Dizer “Não” aos filhos é uma das dificuldades mais
frequentes que os pais apresentam nos dias de hoje. Curiosamente é uma das
primeiras palavras, se não mesmo a primeira, que as crianças aprendem. Não é
por acaso que por volta dos 15 meses, a criança diz “Não” enquanto explora e
olha para os pais pelo canto do olho, antecipando o que vai ouvir. Também não é
por acaso que ergue o dedo indicador e refila em resposta à repreensão dos
pais. Desde cedo, a criança procura autonomizar-se, recorrendo a um certo negativismo
que serve o seu desejo de independência, mas também a procura de proteção.
Quando testa os limites, a criança está a pedir ajuda para
aprender o que pode ou não fazer. Como refere o pediatra americano Brazelton,
“a disciplina é um projeto de ensino a longo prazo”. O mais importante para a
criança é o amor e a aprovação dos pais, pelo que tentará sempre responder e
corresponder às suas expetativas.
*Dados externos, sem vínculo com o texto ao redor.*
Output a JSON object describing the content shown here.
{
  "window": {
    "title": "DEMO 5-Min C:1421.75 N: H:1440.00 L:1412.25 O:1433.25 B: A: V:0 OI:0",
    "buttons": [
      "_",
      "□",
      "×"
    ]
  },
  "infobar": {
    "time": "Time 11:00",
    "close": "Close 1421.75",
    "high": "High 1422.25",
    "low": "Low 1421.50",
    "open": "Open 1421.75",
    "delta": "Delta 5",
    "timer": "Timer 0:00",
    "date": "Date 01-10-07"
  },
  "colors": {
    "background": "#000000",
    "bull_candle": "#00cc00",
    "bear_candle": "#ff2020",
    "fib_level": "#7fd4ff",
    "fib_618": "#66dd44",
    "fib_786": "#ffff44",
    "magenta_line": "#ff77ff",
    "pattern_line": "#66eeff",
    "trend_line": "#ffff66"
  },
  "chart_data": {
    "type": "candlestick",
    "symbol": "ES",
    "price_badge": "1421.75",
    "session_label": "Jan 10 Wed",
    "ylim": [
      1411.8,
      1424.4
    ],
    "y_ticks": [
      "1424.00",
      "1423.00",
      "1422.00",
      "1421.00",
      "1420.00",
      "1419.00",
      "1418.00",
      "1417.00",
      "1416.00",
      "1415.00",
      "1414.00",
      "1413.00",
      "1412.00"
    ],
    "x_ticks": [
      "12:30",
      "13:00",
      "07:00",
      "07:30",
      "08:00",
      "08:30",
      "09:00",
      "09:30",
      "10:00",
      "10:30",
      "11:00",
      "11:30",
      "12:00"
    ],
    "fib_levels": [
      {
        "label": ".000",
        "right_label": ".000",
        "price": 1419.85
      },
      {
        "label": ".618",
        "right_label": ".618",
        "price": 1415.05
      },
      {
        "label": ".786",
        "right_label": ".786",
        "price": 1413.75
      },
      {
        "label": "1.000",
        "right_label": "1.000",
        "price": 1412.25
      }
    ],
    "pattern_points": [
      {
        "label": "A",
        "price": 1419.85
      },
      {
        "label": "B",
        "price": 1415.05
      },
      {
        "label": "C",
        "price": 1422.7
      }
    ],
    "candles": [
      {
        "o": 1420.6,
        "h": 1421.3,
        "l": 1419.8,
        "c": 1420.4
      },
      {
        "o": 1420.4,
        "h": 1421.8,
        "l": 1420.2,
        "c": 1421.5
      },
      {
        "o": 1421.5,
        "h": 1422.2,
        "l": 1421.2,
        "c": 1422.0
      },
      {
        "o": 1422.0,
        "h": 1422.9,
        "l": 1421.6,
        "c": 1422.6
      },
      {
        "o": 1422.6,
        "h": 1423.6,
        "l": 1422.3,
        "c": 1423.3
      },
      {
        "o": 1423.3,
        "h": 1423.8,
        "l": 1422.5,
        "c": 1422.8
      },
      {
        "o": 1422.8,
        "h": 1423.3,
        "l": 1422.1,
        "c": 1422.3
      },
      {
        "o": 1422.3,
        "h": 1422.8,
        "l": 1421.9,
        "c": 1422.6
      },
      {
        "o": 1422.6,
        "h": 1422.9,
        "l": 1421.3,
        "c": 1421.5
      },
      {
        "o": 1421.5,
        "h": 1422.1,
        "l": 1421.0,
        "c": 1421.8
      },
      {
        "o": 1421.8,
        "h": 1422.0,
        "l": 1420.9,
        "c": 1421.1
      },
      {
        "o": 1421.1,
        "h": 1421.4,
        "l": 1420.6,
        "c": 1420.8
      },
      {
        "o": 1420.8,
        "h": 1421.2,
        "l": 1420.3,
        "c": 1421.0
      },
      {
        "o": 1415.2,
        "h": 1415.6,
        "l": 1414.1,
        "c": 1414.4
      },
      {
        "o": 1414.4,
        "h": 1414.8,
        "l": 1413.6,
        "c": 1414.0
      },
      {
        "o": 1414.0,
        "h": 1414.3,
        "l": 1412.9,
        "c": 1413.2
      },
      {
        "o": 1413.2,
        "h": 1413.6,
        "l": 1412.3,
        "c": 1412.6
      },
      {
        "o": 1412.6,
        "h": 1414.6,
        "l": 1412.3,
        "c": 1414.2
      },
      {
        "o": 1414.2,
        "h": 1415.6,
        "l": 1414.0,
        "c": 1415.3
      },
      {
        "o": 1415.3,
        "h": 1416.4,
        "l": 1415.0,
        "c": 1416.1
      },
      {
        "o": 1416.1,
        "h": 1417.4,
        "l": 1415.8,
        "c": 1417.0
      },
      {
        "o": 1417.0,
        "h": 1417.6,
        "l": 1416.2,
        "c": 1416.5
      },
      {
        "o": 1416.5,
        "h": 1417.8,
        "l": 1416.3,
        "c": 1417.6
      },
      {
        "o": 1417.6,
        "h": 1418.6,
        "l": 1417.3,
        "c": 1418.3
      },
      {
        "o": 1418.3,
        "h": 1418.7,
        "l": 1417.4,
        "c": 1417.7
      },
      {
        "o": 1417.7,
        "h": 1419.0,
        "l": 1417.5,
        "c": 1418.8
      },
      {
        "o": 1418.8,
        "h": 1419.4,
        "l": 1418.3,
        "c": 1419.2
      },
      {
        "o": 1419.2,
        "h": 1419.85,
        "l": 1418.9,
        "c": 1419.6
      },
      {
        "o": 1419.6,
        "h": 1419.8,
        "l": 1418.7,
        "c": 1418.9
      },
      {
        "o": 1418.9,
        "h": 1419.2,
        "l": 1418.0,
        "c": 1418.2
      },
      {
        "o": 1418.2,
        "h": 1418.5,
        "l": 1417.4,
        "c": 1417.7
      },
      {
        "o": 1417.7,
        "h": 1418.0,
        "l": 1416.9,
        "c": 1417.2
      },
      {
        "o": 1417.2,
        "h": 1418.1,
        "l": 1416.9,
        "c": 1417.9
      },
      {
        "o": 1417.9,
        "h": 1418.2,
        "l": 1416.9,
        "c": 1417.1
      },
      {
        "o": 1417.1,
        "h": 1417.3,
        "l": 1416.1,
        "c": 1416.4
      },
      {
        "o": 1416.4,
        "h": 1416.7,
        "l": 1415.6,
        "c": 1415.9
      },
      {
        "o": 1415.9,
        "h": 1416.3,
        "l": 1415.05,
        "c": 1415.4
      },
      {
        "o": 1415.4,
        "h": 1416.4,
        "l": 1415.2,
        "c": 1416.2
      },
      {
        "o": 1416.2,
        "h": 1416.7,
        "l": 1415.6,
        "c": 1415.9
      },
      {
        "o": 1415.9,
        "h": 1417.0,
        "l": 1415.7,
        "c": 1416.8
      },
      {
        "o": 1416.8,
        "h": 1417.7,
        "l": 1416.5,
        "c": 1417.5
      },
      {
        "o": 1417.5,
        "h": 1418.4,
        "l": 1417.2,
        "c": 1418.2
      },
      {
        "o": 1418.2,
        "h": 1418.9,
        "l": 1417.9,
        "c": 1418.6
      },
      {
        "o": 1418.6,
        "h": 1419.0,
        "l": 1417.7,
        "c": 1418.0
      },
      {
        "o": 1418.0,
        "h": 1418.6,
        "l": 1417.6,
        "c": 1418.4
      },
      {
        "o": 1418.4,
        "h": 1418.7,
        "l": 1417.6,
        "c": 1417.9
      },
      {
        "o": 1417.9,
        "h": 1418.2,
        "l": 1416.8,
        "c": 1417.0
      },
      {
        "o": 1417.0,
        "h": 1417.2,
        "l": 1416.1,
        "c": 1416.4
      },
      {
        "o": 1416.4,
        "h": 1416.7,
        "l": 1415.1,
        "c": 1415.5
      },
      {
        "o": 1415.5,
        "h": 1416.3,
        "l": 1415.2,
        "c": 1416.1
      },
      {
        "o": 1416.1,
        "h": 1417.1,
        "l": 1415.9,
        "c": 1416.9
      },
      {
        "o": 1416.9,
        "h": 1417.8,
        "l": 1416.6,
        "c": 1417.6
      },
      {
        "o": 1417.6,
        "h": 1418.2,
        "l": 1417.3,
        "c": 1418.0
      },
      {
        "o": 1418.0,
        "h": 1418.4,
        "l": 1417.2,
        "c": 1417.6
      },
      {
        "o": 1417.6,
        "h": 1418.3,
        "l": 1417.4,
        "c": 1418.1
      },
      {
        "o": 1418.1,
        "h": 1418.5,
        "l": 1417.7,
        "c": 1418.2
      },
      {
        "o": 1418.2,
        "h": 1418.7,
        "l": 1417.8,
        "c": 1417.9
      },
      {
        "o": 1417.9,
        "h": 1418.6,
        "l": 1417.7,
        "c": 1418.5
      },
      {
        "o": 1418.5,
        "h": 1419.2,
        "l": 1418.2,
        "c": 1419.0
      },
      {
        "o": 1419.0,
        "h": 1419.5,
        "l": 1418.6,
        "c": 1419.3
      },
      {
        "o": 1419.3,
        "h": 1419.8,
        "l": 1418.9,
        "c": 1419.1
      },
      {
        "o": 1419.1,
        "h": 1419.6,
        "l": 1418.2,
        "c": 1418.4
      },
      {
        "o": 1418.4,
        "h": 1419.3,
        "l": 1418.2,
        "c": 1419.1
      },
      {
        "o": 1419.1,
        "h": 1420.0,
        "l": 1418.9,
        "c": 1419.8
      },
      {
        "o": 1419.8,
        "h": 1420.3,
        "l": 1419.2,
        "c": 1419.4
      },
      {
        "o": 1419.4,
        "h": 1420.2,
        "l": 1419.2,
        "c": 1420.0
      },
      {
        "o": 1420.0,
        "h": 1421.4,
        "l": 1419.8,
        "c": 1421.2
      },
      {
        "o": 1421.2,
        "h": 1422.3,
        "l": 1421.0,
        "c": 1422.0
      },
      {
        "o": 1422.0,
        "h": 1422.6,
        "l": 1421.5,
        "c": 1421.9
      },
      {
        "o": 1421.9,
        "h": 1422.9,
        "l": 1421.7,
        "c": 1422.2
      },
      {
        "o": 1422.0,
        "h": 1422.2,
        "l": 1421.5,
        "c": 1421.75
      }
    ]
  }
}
Expetativas consistentes, razoáveis e
previsíveis ajudam a criança a ganhar controlo sobre o seu comportamento.
Apesar do aumento significativo do diagnóstico de
hiperatividade e da tentativa de o tornar mais rigoroso, muitas destas crianças
são, na verdade, “hiper-mal-educadas”. O que não significa que não sejam
crianças em sofrimento. Crianças omnipotentes, que querem (ou precisam)
controlar tudo e todos, mas que procuram que alguém as controle, ou seja, que
as contenha.
Com o ritmo acelerado que a maior parte das famílias
vivencia atualmente, a exaustão é inimiga da tolerância. A criança passa todo o
dia ansiosa por voltar a ver os seus pais e quando isso acontece, tende a
extravasar as emoções. Os pais estão cansados, as crianças estão cansadas, o
que por vezes dificulta a gestão do comportamento e das emoções. Por outro
lado, os pais sentem-se culpabilizados pela sua ausência, não querendo estragar
o pouco tempo que têm com negociações ou repreensões. Talvez em relação com as
suas próprias vivências, alguns pais acham que se contrariarem a criança esta
vai gostar menos deles, até porque muitas vezes lhes diz “és mau/má, não gosto
de ti”. E é nesta altura que os pais devem dizer “mas eu gosto muito de ti,
mesmo quando me zango contigo ou tu ficas zangado/a comigo”.
Quando a criança não ouve um “não”, isso vai gratificá-la em
algumas situações, mas principalmente vai deixá-la num grande estado de
insegurança. Digo muitas vezes aos pais que é como se a criança sentisse que se
quiser atirar-se da janela, os pais vão deixar porque, afinal, nunca lhe dizem
que não. E esta falta de limites, de contenção, de proteção, deixa a criança
com um tremendo sentimento de desamparo. Daí a sua necessidade de controlar o
meio, com birras, passagens ao ato, etc. A criança procura ser travada. Para a
pedopsiquiatra e psicanalista Maria José Gonçalves, a satisfação imediata, seja
em que área da vida da criança for, dificulta-lhes o lidar com a realidade e
com os seus constrangimentos". Por este motivo é tão importante a
consistência das regras; se se cede uma vez, a criança vai aprender que se
insistir muito, vai conseguir o que quer. E este comportamento vai estender-se
à relação com os professores e com os amigos, de quem vai sentir rejeição e
incompreensão, por se ver confrontada com a frustração a que não está
habituada, o que pode alimentar os comportamentos de oposição e até de
agressividade. É, por isso, essencial perceber que a realidade tem limites, que
existe o certo e o errado, e também desta forma a criança aprenderá a fazer
escolhas e a dizer “não” ao que lhe pode fazer mal.
A maior parte das crianças não precisa de muitas regras, nem
que estas sejam muito rígidas. Precisam sim de regras consistentes, razoáveis e
previsíveis. Aliás, para o psicanalista António Coimbra de Matos, mais do que
disciplina, “as crianças precisam de ter um ambiente disciplinado e organizado”.